Your Complete Guide to Index Investing with Dan Bortolotti

What (Returns) to Expect When You’re Expecting

2018-05-29T21:48:25+00:00March 21st, 2016|Categories: Financial Planning, Research|Tags: |44 Comments

Investing decisions should always be made in the context of your overall financial plan. And although we know short-term forecasts are futile, a retirement plan needs to include some assumptions about returns and risk over the long term. To help with this important task, my colleague Raymond Kerzérho, PWL Capital’s director of research, has just updated our white paper, Great Expectations: How to estimate future stock and bond returns when creating a financial plan.

As we explain in the paper, there are two main approaches to estimating future stock returns. The first is to rely on a historical premium: over the last 50 years, stocks have delivered returns of about 5% above inflation, so one could simply expect that to continue. The second approach raises or lowers that expected premium depending on whether stocks are currently undervalued or overvalued. You can apply similar methods to expected bond returns, using either the long-term premium (about 2.7% over inflation) or the current yield on a benchmark index.

Both methods are flawed, but an average of the two is likely to be a useful estimate. Imagine that you are doing retirement projections going out 30 years. Using an expected return of 4.5% for bonds based on their long-term average seems wildly optimistic. But on the other hand, assuming bonds will yield just 2% for the next 30 years (based on their yield today) seems unnecessarily conservative. An average of these two estimates (3.3%) is a reasonable compromise.

You can dig into the paper for all the details, but here are the numbers we’re using for inflation, bonds and stocks in our plans these days:

Estimated long-term returns (as of December 2015)

Asset class Expected return
Inflation 1.80%
Canadian bonds 3.30%
Canadian equities 7.10%
U.S. equities 6.30%
International developed equities 7.20%
Emerging markets equities 9.80%
Source: PWL Capital


And here’s how those numbers combine in various balanced portfolios. In the table below we’ve also included the standard deviation (a measure of volatility) for each asset mix, and the maximum drawdown (or cumulative decline) experienced in similar portfolios since 1988:

Expected return and risk of various portfolios

Equities/Bonds Expected Return Standard Deviation Cumulative Decline
0% / 100% 3.30% 3.90% –11%
10% / 90% 3.60% 3.80% –10%
20% / 80% 4.00% 4.00% –10%
30% / 70% 4.40% 4.50% –10%
40% / 60% 4.80% 5.30% –14%
50% / 50% 5.10% 6.20% –18%
60% / 40% 5.50% 7.20% –23%
70% / 30% 5.90% 8.20% –28%
80% / 20% 6.30% 9.20% –33%
90% / 10% 6.70% 10.30% –39%
100% / 0% 7.00% 11.40% –44%
Sources: PWL Capital, Morningstar Direct


How low can you go?

In this new edition of our paper (which was first published almost two years ago), we’ve added a postscript to help put these numbers in context.

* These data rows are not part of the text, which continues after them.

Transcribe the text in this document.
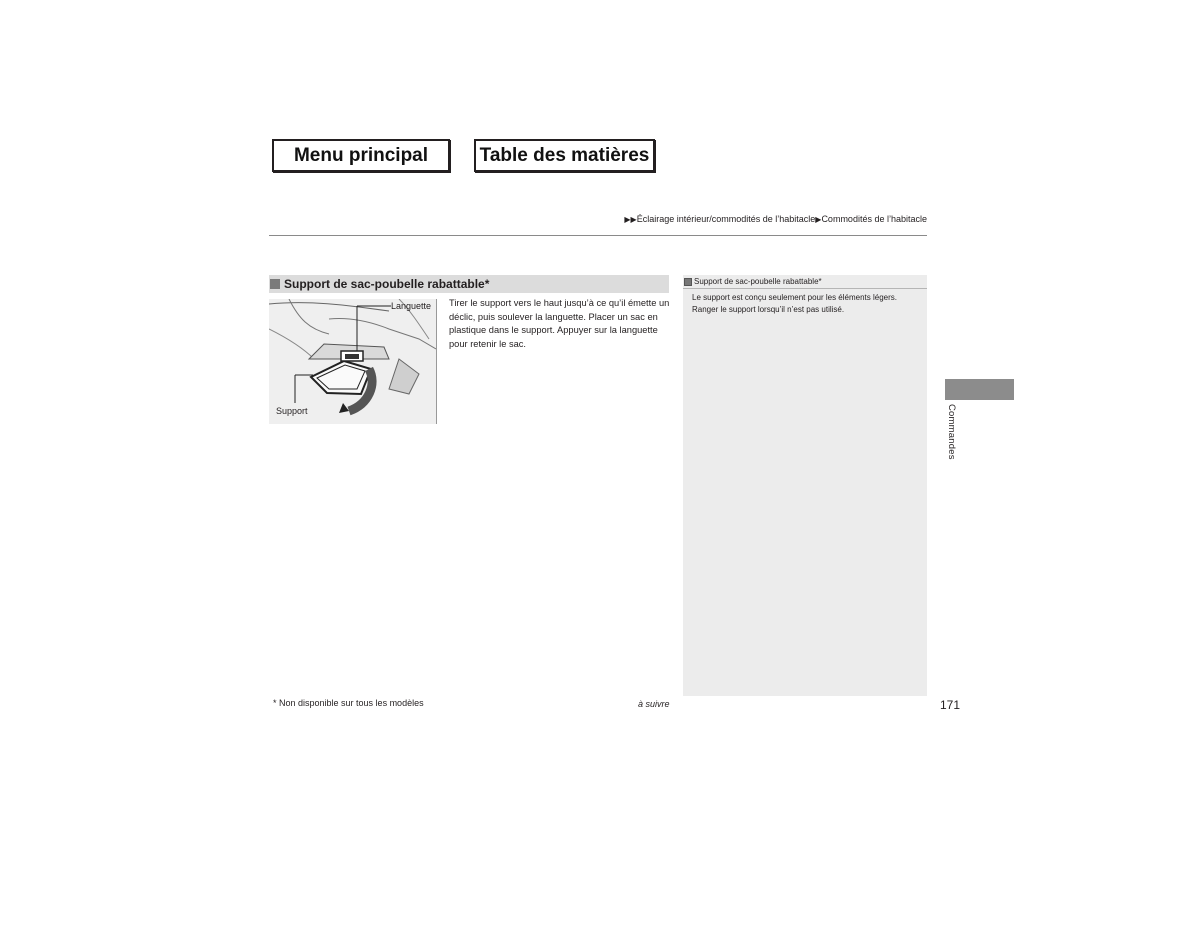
Menu principal	Table des matières
▶▶Éclairage intérieur/commodités de l’habitacle▶Commodités de l’habitacle
Support de sac-poubelle rabattable *
Languette
Support
Tirer le support vers le haut jusqu’à ce qu’il émette un déclic, puis soulever la languette. Placer un sac en plastique dans le support. Appuyer sur la languette pour retenir le sac.
Support de sac-poubelle rabattable *
Le support est conçu seulement pour les éléments légers.
Ranger le support lorsqu’il n’est pas utilisé.
Commandes
* Non disponible sur tous les modèles	à suivre	171
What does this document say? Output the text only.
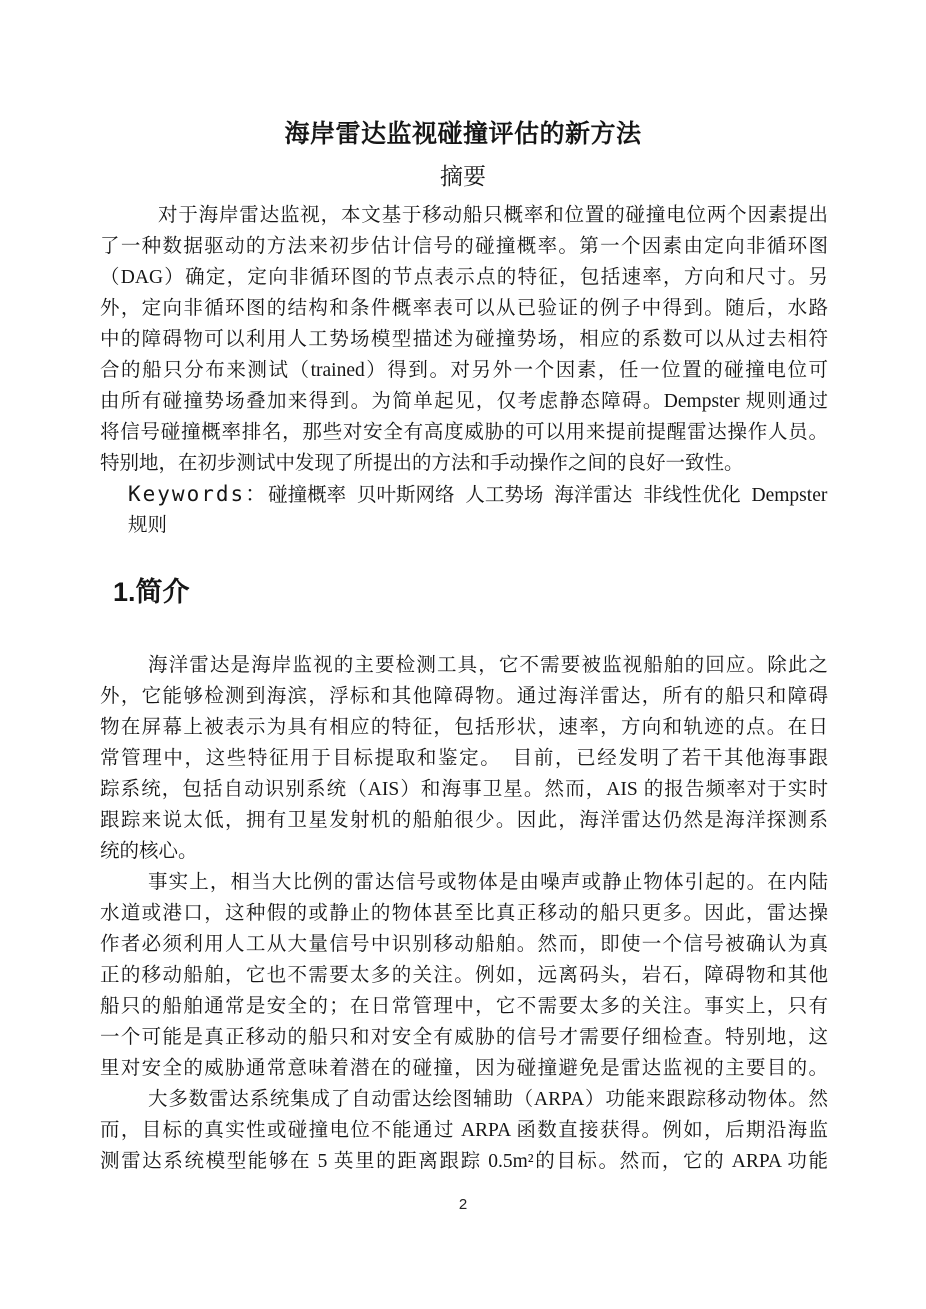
海岸雷达监视碰撞评估的新方法
摘要
对于海岸雷达监视，本文基于移动船只概率和位置的碰撞电位两个因素提出
了一种数据驱动的方法来初步估计信号的碰撞概率。第一个因素由定向非循环图
（DAG）确定，定向非循环图的节点表示点的特征，包括速率，方向和尺寸。另
外，定向非循环图的结构和条件概率表可以从已验证的例子中得到。随后，水路
中的障碍物可以利用人工势场模型描述为碰撞势场，相应的系数可以从过去相符
合的船只分布来测试（trained）得到。对另外一个因素，任一位置的碰撞电位可
由所有碰撞势场叠加来得到。为简单起见，仅考虑静态障碍。Dempster 规则通过
将信号碰撞概率排名，那些对安全有高度威胁的可以用来提前提醒雷达操作人员。
特别地，在初步测试中发现了所提出的方法和手动操作之间的良好一致性。
Keywords：碰撞概率 贝叶斯网络 人工势场 海洋雷达 非线性优化 Dempster
规则
1.简介
海洋雷达是海岸监视的主要检测工具，它不需要被监视船舶的回应。除此之
外，它能够检测到海滨，浮标和其他障碍物。通过海洋雷达，所有的船只和障碍
物在屏幕上被表示为具有相应的特征，包括形状，速率，方向和轨迹的点。在日
常管理中，这些特征用于目标提取和鉴定。　目前，已经发明了若干其他海事跟
踪系统，包括自动识别系统（AIS）和海事卫星。然而，AIS 的报告频率对于实时
跟踪来说太低，拥有卫星发射机的船舶很少。因此，海洋雷达仍然是海洋探测系
统的核心。
事实上，相当大比例的雷达信号或物体是由噪声或静止物体引起的。在内陆
水道或港口，这种假的或静止的物体甚至比真正移动的船只更多。因此，雷达操
作者必须利用人工从大量信号中识别移动船舶。然而，即使一个信号被确认为真
正的移动船舶，它也不需要太多的关注。例如，远离码头，岩石，障碍物和其他
船只的船舶通常是安全的；在日常管理中，它不需要太多的关注。事实上，只有
一个可能是真正移动的船只和对安全有威胁的信号才需要仔细检查。特别地，这
里对安全的威胁通常意味着潜在的碰撞，因为碰撞避免是雷达监视的主要目的。
大多数雷达系统集成了自动雷达绘图辅助（ARPA）功能来跟踪移动物体。然
而，目标的真实性或碰撞电位不能通过 ARPA 函数直接获得。例如，后期沿海监
测雷达系统模型能够在 5 英里的距离跟踪 0.5m²的目标。然而，它的 ARPA 功能
2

If you’ve looked at the returns of a balanced portfolio over the long-term, you may be surprised (and disappointed) by the expectations we describe in the paper. Even since the late 1980s, traditional index portfolios delivered annualized returns in excess of 7% or 8%, even with a conservative asset mix, compared with our expectation of just 5.1% for a portfolio of half stocks and half bonds. Why so gloomy?

The first important point is that over the last 20 to 30 years, bonds enjoyed a long bull market as interest rates trended steadily downward (10-year Government of Canada bonds yielded close to 10% in 1988). This cannot be expected going forward, so we think it’s reasonable to plan for conservative portfolios to deliver significantly lower returns in the foreseeable future.

It’s also reasonable to expect equity returns to be lower than they have been since 1988. By traditional valuation measures, stocks are relatively more expensive today: for example, the S&P 500 had a price-to-earnings ratio of 14 at the beginning of 1988, compared with 24 at the end of 2015.

Finally, inflation was 4% in 1988, compared with just 1.4% in 2015. The numbers in the tables above are nominal returns, which are not adjusted for inflation. Remember that a 6% return with 2% inflation is very similar to an 8% return with 4% inflation. When viewed in terms of purchasing power, the gap between historical returns and expected future returns is not as wide as it first appears.